Naruto © Masashi Kishimoto
AU. Tidak ada keuntungan finansial yang diambil selain kesenangan pribadi. Selamat membaca ~
Sampai pada lembar ke empat, Ino berhenti menyelupkan kertas pada kopi.
Sai suka membuat buku, Ino suka merusak buku.
Ia senang mengumpulkan gulungan-gulungan kertas tua dalam stoples, menyusun benda itu di rak seperti menyimpan piala penuh kilau, dan memandanginya ketika tak ada apapun yang bisa Ino pandangi di rumah.
Namun tak benar-benar ada lembar berumur yang dapat ia temukan sampai sekarang, tidak di koleksi buku milik Sai. Maka ia mencoba mencari cara dengan kopi sorenya. Di tumpahkan di atas piring lebar dan ia celupkan kertas milik Sai ke dalamnya.
Sai dan dirinya di kala teja adalah perpaduan dari segala imajinasi liar Ino yang coba ditekan. Mereka mencoba berlatih untuk tidak saling menyentuh dan hanya membangun kepercayaan.
Ino bertopang dagu, mengawang. Isi kepalanya ada di teluk sana, berlarian di antara tebing-tebing dan meloncat di laut. Ino suka dengan lembayung senja yang masuk lewat jendela rumah Sai, jatuh ke atas buku-buku di meja. Dan selama cahaya itu masih di sana, Ino tak akan pernah bosan melamun.
"Jendela paling pojok itu, benar yang itu, aku melihatnya terbang dari sana," gumamnya di tengah sunyi. Sai tak mengerti. "Semua angan-anganku."
"Apa ada sesuatu di pikiranmu?" Sai memindahkan pandang dari layar dan melongok melewati bahunya.
Untuk kali pertama di sore itu, Ino akhirnya menoleh. "Kenapa?"
Sai tertawa sedikit, sengaja ditutup dengan ujung lengan baju. "Ucapanmu tadi ngelantur."
"Entalah." Kepala Ino menelungkup di atas meja dan ia terus-menerus membuang napas berat. "Berada di tempatmu dengan ketidakjelasan ini selalu membuatku ingin membayangkan sesuatu."
"Jadi mau berhenti saja?
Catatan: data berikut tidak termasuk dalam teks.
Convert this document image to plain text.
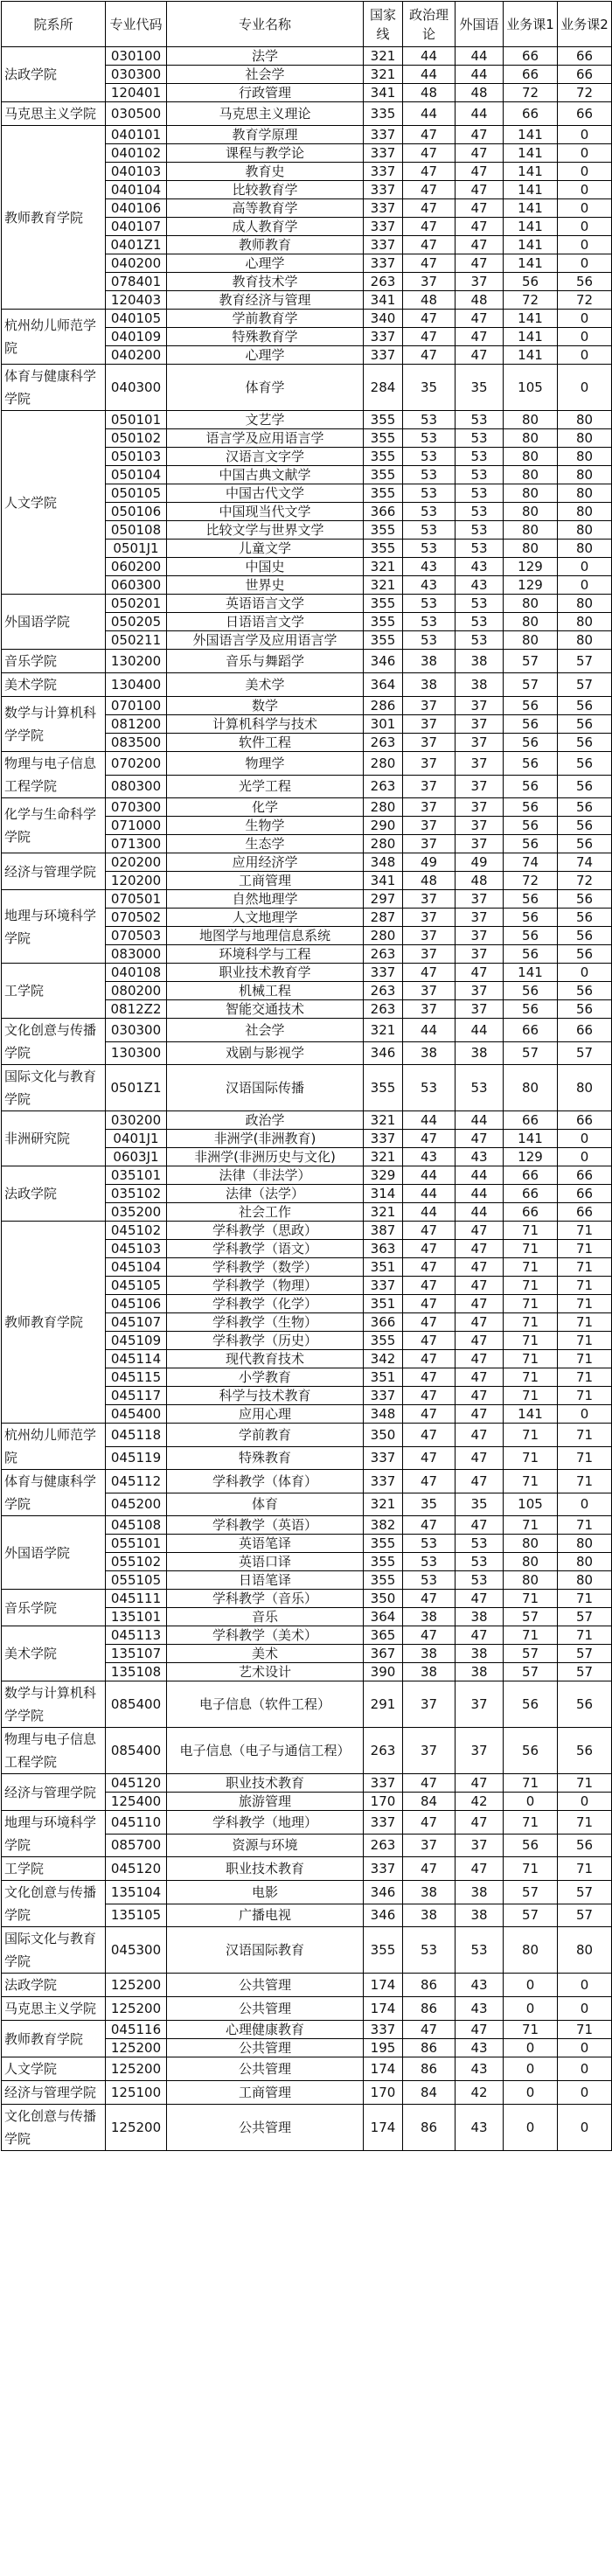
院系所	专业代码	专业名称	国家线	政治理论	外国语	业务课1	业务课2
法政学院	030100	法学	321	44	44	66	66
	030300	社会学	321	44	44	66	66
	120401	行政管理	341	48	48	72	72
马克思主义学院	030500	马克思主义理论	335	44	44	66	66
教师教育学院	040101	教育学原理	337	47	47	141	0
	040102	课程与教学论	337	47	47	141	0
	040103	教育史	337	47	47	141	0
	040104	比较教育学	337	47	47	141	0
	040106	高等教育学	337	47	47	141	0
	040107	成人教育学	337	47	47	141	0
	0401Z1	教师教育	337	47	47	141	0
	040200	心理学	337	47	47	141	0
	078401	教育技术学	263	37	37	56	56
	120403	教育经济与管理	341	48	48	72	72
杭州幼儿师范学院	040105	学前教育学	340	47	47	141	0
	040109	特殊教育学	337	47	47	141	0
	040200	心理学	337	47	47	141	0
体育与健康科学学院	040300	体育学	284	35	35	105	0
人文学院	050101	文艺学	355	53	53	80	80
	050102	语言学及应用语言学	355	53	53	80	80
	050103	汉语言文字学	355	53	53	80	80
	050104	中国古典文献学	355	53	53	80	80
	050105	中国古代文学	355	53	53	80	80
	050106	中国现当代文学	366	53	53	80	80
	050108	比较文学与世界文学	355	53	53	80	80
	0501J1	儿童文学	355	53	53	80	80
	060200	中国史	321	43	43	129	0
	060300	世界史	321	43	43	129	0
外国语学院	050201	英语语言文学	355	53	53	80	80
	050205	日语语言文学	355	53	53	80	80
	050211	外国语言学及应用语言学	355	53	53	80	80
音乐学院	130200	音乐与舞蹈学	346	38	38	57	57
美术学院	130400	美术学	364	38	38	57	57
数学与计算机科学学院	070100	数学	286	37	37	56	56
	081200	计算机科学与技术	301	37	37	56	56
	083500	软件工程	263	37	37	56	56
物理与电子信息工程学院	070200	物理学	280	37	37	56	56
	080300	光学工程	263	37	37	56	56
化学与生命科学学院	070300	化学	280	37	37	56	56
	071000	生物学	290	37	37	56	56
	071300	生态学	280	37	37	56	56
经济与管理学院	020200	应用经济学	348	49	49	74	74
	120200	工商管理	341	48	48	72	72
地理与环境科学学院	070501	自然地理学	297	37	37	56	56
	070502	人文地理学	287	37	37	56	56
	070503	地图学与地理信息系统	280	37	37	56	56
	083000	环境科学与工程	263	37	37	56	56
工学院	040108	职业技术教育学	337	47	47	141	0
	080200	机械工程	263	37	37	56	56
	0812Z2	智能交通技术	263	37	37	56	56
文化创意与传播学院	030300	社会学	321	44	44	66	66
	130300	戏剧与影视学	346	38	38	57	57
国际文化与教育学院	0501Z1	汉语国际传播	355	53	53	80	80
非洲研究院	030200	政治学	321	44	44	66	66
	0401J1	非洲学(非洲教育)	337	47	47	141	0
	0603J1	非洲学(非洲历史与文化)	321	43	43	129	0
法政学院	035101	法律（非法学）	329	44	44	66	66
	035102	法律（法学）	314	44	44	66	66
	035200	社会工作	321	44	44	66	66
教师教育学院	045102	学科教学（思政）	387	47	47	71	71
	045103	学科教学（语文）	363	47	47	71	71
	045104	学科教学（数学）	351	47	47	71	71
	045105	学科教学（物理）	337	47	47	71	71
	045106	学科教学（化学）	351	47	47	71	71
	045107	学科教学（生物）	366	47	47	71	71
	045109	学科教学（历史）	355	47	47	71	71
	045114	现代教育技术	342	47	47	71	71
	045115	小学教育	351	47	47	71	71
	045117	科学与技术教育	337	47	47	71	71
	045400	应用心理	348	47	47	141	0
杭州幼儿师范学院	045118	学前教育	350	47	47	71	71
	045119	特殊教育	337	47	47	71	71
体育与健康科学学院	045112	学科教学（体育）	337	47	47	71	71
	045200	体育	321	35	35	105	0
外国语学院	045108	学科教学（英语）	382	47	47	71	71
	055101	英语笔译	355	53	53	80	80
	055102	英语口译	355	53	53	80	80
	055105	日语笔译	355	53	53	80	80
音乐学院	045111	学科教学（音乐）	350	47	47	71	71
	135101	音乐	364	38	38	57	57
美术学院	045113	学科教学（美术）	365	47	47	71	71
	135107	美术	367	38	38	57	57
	135108	艺术设计	390	38	38	57	57
数学与计算机科学学院	085400	电子信息（软件工程）	291	37	37	56	56
物理与电子信息工程学院	085400	电子信息（电子与通信工程）	263	37	37	56	56
经济与管理学院	045120	职业技术教育	337	47	47	71	71
	125400	旅游管理	170	84	42	0	0
地理与环境科学学院	045110	学科教学（地理）	337	47	47	71	71
	085700	资源与环境	263	37	37	56	56
工学院	045120	职业技术教育	337	47	47	71	71
文化创意与传播学院	135104	电影	346	38	38	57	57
	135105	广播电视	346	38	38	57	57
国际文化与教育学院	045300	汉语国际教育	355	53	53	80	80
法政学院	125200	公共管理	174	86	43	0	0
马克思主义学院	125200	公共管理	174	86	43	0	0
教师教育学院	045116	心理健康教育	337	47	47	71	71
	125200	公共管理	195	86	43	0	0
人文学院	125200	公共管理	174	86	43	0	0
经济与管理学院	125100	工商管理	170	84	42	0	0
文化创意与传播学院	125200	公共管理	174	86	43	0	0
Aku bisa menjawab sekarang dan kita bisa melakukan apa yang ada dalam kepalamu."
"Berhenti tentang apa?" Badan Ino tegak lagi. Rambutnya terbang dengan rasa penasaran. Sebenarnya Ino paham, ia hanya ingin memastikan.
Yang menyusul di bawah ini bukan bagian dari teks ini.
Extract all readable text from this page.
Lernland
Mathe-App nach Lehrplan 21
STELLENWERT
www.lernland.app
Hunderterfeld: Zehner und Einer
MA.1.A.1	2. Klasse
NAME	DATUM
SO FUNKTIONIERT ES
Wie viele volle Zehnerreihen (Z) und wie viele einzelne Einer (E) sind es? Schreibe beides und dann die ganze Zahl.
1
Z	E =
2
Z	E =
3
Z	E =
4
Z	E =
"Ucapanmu sebulan lalu. Aku bisa jawab sekarang kalau kau ingin."
Ino menelungkup lagi, mendadak kehilangan selera untuk bicara. "Tidak. Satu bulan masih terlalu dini. Aku tak ingin cepat bahagia karena ternyata kau menerima cintaku, tapi cepat putus juga karena kita baru kenal beberapa bulan."
"Jadi kau masih takut?"
Ino menggeleng. "Bukan itu. Biar kurampungkan dulu kuliahku."
"Kau akan kehilangan seluruh atensiku saat masa itu tiba, Nona. Semester berapa kau sekarang, dua?"
Ino tertawa geli, ia meninggalkan kopi-kopi itu, juga gulungan kertas dalam stoples. "Hampir tiga."
"Apa tidak jadi beban? Kau tahu, sebenarnya aku tak sesabar itu untuk menjawab kalau aku akan meneri—"
"Tidak, Sai," sela Ino.
Sai berhenti dengan kata-katanya dan kembali menekuni novel baru yang harus selesai dua minggu lagi. Laki-laki itu telah sadar kalau banyak hal yang lebih menarik daripada membuat Yamanaka Ino kesal.
"Maaf."
Sai menengok sedikit dan tersenyum hingga matanya menghilang. "Tak usah dipikirkan."
Perempuan pirang itu hanya menunggu sampai mereka sudah setara, saat mereka mempunyai tingkat pandang dunia yang sama, saat pikiran mereka sudah dewasa untuk melupakan semua keinginan sesaat dan menelusuri lebih dalam apa itu cinta—mengubur nafsu.
Ino akan bersabar. Ia juga meminta Sai bersabar.
Setelah ada derit pintu yang tertutup, Ino membalik pandang pada senja, meregangkan tubuh. Dilihatnya Sai sekali lagi—saling berlambai tangan, sebelum kembali menyusuri jalan-jalan kota dengan hati yang sudah ringan. Ia tak akan khawatir.
Karena Ino tahu kalau dari awal hati Sai sudah jadi miliknya dan akan berlanjut tanpa batas masa.